Myth 5: Cancer is a fungus – and sodium bicarbonate is the cure

Ask any pathologist - cancer cells aren’t fungal
This ‘theory’ comes from the not-very-observant observation that “cancer is always white”.
One obvious problem with this idea – apart from the fact that cancer cells are clearly not fungal in origin – is that cancer isn’t always white. Some tumours are. But some aren’t. Ask any pathologist or cancer surgeon, or have a look on Google Image search (but maybe not after lunch…).
Proponents of this theory say that cancer is caused by infection by the fungus candida, and that tumours are actually the body’s attempt at protecting itself from this infection.
But there’s no evidence to show that this is true.
Furthermore, plenty of perfectly healthy people can be infected with candida – it’s part of the very normal array of microbes that live in (and on) all of us. Usually our immune system keeps candida in check, but infections can get more serious in people with compromised immune systems, such as those who are HIV-positive.
The ‘simple solution’ is apparently to inject tumours with baking soda (sodium bicarbonate). This isn’t even the treatment used to treat proven fungal infections, let alone cancer. On the contrary, there’s good evidence that high doses of sodium bicarbonate can lead to serious – even fatal – consequences.
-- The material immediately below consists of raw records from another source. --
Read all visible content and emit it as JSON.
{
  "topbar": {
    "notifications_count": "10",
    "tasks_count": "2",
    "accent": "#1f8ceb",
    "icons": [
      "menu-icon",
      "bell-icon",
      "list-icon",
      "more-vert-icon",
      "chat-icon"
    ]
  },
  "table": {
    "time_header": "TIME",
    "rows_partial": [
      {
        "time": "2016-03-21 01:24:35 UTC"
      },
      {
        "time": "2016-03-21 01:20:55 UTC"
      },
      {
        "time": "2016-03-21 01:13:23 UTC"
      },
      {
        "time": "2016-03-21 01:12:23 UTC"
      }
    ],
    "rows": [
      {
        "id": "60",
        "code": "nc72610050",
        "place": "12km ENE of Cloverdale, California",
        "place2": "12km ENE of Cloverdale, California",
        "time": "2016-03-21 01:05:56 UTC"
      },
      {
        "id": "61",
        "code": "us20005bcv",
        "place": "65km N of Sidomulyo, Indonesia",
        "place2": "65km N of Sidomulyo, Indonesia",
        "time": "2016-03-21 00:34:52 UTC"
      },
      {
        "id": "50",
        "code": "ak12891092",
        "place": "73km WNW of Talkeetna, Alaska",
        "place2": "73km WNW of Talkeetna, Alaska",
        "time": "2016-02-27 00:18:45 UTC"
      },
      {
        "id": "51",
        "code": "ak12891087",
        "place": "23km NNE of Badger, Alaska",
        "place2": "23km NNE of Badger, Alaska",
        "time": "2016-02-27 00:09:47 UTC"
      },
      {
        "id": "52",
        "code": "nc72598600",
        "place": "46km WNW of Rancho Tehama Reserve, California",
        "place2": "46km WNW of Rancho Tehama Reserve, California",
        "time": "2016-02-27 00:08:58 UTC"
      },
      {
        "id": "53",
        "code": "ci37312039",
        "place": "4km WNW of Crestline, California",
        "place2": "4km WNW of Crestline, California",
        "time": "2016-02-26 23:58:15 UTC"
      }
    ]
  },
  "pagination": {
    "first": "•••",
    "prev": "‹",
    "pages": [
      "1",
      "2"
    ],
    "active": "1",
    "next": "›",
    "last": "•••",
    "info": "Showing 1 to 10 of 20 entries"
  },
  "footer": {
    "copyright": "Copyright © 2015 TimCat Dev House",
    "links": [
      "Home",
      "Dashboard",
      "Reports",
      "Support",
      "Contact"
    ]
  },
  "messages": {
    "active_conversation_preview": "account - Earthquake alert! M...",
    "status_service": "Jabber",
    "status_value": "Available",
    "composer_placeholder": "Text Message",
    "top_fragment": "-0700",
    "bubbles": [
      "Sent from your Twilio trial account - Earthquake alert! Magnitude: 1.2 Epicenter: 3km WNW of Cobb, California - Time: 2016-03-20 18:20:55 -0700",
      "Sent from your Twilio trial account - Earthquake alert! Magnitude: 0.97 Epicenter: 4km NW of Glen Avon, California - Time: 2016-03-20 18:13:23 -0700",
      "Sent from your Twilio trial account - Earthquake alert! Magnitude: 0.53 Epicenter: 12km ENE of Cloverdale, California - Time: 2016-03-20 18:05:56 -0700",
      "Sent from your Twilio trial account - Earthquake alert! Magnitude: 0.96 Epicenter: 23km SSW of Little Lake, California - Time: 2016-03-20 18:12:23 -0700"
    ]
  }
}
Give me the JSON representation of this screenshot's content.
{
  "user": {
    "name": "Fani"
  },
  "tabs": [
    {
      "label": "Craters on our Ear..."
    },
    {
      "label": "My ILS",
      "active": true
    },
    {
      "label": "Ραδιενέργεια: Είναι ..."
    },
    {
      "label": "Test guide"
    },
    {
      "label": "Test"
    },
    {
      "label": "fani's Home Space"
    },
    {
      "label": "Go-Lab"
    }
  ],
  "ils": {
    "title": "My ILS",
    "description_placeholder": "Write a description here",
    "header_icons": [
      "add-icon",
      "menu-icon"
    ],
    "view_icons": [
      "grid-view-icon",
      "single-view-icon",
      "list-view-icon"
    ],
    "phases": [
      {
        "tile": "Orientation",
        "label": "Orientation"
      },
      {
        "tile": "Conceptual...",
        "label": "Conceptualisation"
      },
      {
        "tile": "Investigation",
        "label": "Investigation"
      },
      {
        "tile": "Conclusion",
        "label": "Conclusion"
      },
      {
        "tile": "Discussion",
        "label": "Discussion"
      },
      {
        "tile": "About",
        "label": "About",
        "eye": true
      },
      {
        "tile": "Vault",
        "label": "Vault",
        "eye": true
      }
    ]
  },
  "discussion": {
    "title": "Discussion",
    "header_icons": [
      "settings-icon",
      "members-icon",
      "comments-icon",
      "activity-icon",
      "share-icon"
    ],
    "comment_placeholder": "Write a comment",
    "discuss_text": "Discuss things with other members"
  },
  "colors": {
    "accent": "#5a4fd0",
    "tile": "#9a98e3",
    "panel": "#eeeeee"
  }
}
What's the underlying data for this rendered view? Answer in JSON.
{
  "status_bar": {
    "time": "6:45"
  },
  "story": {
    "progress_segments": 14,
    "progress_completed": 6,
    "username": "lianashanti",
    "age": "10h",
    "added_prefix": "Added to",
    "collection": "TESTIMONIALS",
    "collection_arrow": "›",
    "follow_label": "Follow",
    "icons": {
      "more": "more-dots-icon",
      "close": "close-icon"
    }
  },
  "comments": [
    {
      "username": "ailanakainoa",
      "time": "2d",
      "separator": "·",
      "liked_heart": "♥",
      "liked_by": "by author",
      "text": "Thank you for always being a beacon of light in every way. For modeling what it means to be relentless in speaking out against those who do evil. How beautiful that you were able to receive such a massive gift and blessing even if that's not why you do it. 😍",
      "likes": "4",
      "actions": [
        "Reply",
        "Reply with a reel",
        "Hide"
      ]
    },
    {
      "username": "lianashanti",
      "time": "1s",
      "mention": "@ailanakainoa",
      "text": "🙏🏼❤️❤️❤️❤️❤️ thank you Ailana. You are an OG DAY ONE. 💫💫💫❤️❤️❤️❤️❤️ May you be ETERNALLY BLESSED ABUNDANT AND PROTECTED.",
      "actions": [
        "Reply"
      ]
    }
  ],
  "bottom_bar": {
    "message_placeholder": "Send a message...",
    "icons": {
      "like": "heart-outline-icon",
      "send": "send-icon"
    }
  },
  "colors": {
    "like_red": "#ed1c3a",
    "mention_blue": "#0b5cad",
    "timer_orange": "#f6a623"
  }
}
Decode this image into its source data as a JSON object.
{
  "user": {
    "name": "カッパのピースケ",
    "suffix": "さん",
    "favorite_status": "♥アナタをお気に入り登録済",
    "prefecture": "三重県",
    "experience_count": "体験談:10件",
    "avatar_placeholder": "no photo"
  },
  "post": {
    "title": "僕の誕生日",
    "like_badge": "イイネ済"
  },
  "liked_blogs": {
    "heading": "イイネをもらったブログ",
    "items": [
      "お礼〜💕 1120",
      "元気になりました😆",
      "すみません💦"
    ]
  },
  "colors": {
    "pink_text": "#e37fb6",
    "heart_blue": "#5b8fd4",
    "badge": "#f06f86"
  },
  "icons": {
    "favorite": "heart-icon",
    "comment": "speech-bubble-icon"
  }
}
Some studies suggest that sodium bicarbonate can affect cancers transplanted into mice or cells grown in the lab, by neutralising the acidity in the microenvironment immediately around a tumour. And researchers in the US are running a small clinical trial investigating whether sodium bicarbonate capsules can help to reduce cancer pain and to find the maximum dose that can be tolerated, rather than testing whether it has any effect on tumours.
As far as we are aware, there have been no published clinical trials of sodium bicarbonate as a treatment for cancer.
It’s also worth pointing out that it’s not clear whether it’s possible to give doses of sodium bicarbonate that can achieve any kind of meaningful effect on cancer in humans, although it’s something that researchers are investigating.
Because the body strongly resists attempts to change its pH, usually by getting rid of bicarbonate through the kidneys, there’s a risk that doses large enough to significantly affect the pH around a tumour might cause a serious condition known as alkalosis.

One estimate suggests that a dose of around 12 grams of baking soda per day (based on a 65 kg adult) would only be able to counteract the acid produced by a tumour roughly one cubic millimetre in size. But doses of more than about 30 grams per day are likely to cause severe health problems – you do the maths.